Euro US Dollar (EUR/USD) Exchange Rate Narrows amid German Recession Fears

Euro (EUR) and US Dollar bills

Euro US Dollar (EUR/USD) Exchange Rate Flat amid German Recession Predictions

The Euro US Dollar (EUR/USD) exchange rate is trapped within narrow boundaries today, amid forecasts that Germany may enter a recession.

At the time of writing, EUR/USD is trading at around US$1.0778, showing little movement form the morning’s opening rates.

Euro (EUR) Muted amid Downbeat German Economic Outlook

Due to a lack of impactful macroeconomic data, the Euro (EUR) is enduring rangebound trade so far today.

Because of this, the Euro may be coming under pressure from downbeat analysis of the German economic outlook.

Bundesbank, the German central bank, warned that economic output is likely to have softened further during Q1 2024. As this would follow on from shrinking activity in Q4 2023, it could suggest a technical recession.

The bank stated that:

‘There is still no recovery for the German economy. Output could decline again slightly in the first quarter of 2024. With the second consecutive decline in economic output, the German economy would be in a technical recession. The weak phase in the German economy that has been ongoing since the beginning of the Russian war of aggression against Ukraine will thus continue.’

As Germany is the Eurozone’s largest economy, expectations of a recession are likely weighing on the bloc’s wider outlook. Because of this, the Euro is likely struggling to attract support.

US Dollar (USD) Muted amid President’s Day Closures

The US Dollar (USD) is seeing its movements tempered today, as the country celebrates President’s Day.

This is resulting in thin trading conditions for the ‘Greenback’ as markets are closed in celebration of the federal holiday.

However, the US Dollar is likely being underpinned by continued bets on tight monetary policy from the Federal Reserve.

Following last week’s inflation and PPI data, inflationary pressures clearly remain in the US, meaning the Fed is likely to keep interest rates unchanged for longer.

Chris Turner, Global Head of Markets and Regional Head of Research for UK & CEE at ING, commented:

‘Friday’s release of strong January US PPI data warns that the 29 February release of the core PCE inflation data – the Fed’s preferred reading – could also print a high 0.4% month-on-month and continue to thwart the disinflation trade.’

Euro US Dollar Exchange Rate Forecast: FOMC Minutes in Focus

Looking ahead for the US Dollar, the core catalyst of movement is likely to be the latest FOMC meeting minutes, due on Wednesday evening.

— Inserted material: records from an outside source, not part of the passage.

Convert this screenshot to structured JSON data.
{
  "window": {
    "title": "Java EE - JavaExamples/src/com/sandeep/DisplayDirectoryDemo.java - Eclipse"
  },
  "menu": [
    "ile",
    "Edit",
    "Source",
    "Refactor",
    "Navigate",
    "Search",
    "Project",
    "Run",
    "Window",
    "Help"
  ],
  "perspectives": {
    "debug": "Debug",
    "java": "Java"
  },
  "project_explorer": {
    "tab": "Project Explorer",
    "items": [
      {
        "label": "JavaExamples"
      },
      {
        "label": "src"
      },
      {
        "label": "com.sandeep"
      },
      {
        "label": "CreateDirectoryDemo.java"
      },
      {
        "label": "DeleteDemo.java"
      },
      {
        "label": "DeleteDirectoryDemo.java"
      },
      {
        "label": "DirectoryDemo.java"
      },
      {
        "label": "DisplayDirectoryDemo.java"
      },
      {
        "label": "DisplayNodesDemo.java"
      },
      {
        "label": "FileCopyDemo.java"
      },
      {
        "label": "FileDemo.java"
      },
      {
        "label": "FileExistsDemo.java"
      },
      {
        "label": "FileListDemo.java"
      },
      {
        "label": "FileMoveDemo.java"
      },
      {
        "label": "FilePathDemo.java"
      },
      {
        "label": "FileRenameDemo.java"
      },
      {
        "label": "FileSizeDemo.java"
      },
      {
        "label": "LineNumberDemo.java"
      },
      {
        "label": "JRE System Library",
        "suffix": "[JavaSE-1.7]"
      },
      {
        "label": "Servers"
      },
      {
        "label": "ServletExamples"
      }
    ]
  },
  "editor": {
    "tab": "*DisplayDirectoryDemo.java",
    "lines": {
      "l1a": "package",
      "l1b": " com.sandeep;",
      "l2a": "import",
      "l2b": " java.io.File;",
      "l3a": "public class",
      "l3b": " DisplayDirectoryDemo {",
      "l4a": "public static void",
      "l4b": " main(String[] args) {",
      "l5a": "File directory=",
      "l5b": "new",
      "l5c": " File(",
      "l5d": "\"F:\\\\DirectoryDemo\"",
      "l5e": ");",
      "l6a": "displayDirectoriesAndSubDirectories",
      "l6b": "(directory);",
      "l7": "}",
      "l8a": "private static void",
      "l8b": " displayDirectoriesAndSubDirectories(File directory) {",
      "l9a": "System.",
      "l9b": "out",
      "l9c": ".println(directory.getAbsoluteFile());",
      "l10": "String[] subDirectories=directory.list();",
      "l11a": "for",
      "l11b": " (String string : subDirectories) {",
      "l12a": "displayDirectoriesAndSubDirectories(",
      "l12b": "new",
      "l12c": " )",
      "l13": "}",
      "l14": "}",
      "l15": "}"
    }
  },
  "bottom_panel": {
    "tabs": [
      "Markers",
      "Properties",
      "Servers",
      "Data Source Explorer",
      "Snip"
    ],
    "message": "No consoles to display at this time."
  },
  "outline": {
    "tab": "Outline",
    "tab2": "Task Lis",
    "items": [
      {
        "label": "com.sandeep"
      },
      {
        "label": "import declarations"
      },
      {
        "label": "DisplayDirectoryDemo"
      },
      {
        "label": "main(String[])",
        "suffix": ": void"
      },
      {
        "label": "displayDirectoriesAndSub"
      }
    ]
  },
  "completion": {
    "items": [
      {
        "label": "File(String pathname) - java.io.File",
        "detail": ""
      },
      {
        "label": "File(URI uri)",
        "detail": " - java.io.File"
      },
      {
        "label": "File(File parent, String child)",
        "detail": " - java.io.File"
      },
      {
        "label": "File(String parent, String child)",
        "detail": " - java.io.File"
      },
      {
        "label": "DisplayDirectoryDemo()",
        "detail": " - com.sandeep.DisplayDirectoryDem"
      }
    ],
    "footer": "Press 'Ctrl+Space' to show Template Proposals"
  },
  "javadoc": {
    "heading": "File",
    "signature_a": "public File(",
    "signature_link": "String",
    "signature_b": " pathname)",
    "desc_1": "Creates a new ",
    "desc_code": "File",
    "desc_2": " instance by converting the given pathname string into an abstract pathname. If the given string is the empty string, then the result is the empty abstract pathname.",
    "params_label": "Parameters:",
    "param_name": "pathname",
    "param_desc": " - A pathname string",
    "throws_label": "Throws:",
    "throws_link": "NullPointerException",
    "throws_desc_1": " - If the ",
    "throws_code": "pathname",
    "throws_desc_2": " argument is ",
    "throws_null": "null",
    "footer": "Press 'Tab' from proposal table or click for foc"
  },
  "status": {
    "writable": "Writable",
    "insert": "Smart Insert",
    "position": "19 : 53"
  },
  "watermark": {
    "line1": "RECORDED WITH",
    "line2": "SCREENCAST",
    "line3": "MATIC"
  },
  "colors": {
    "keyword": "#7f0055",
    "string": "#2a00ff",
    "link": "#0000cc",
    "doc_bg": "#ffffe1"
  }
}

As recent communication from the Federal Reserve has skewed hawkish, if the minutes follow suit USD exchange rates may rally. However, if they display a more moderate approach to interest rate cuts, USD may slip.

For the Euro, tomorrow brings the release of the latest consumer confidence data for the Eurozone at large. Consumers are expected to remain pessimistic in February, but for this to have diminished slightly.

If the outlook remains deeply negative as expected, the common currency could struggle to attract support from investors.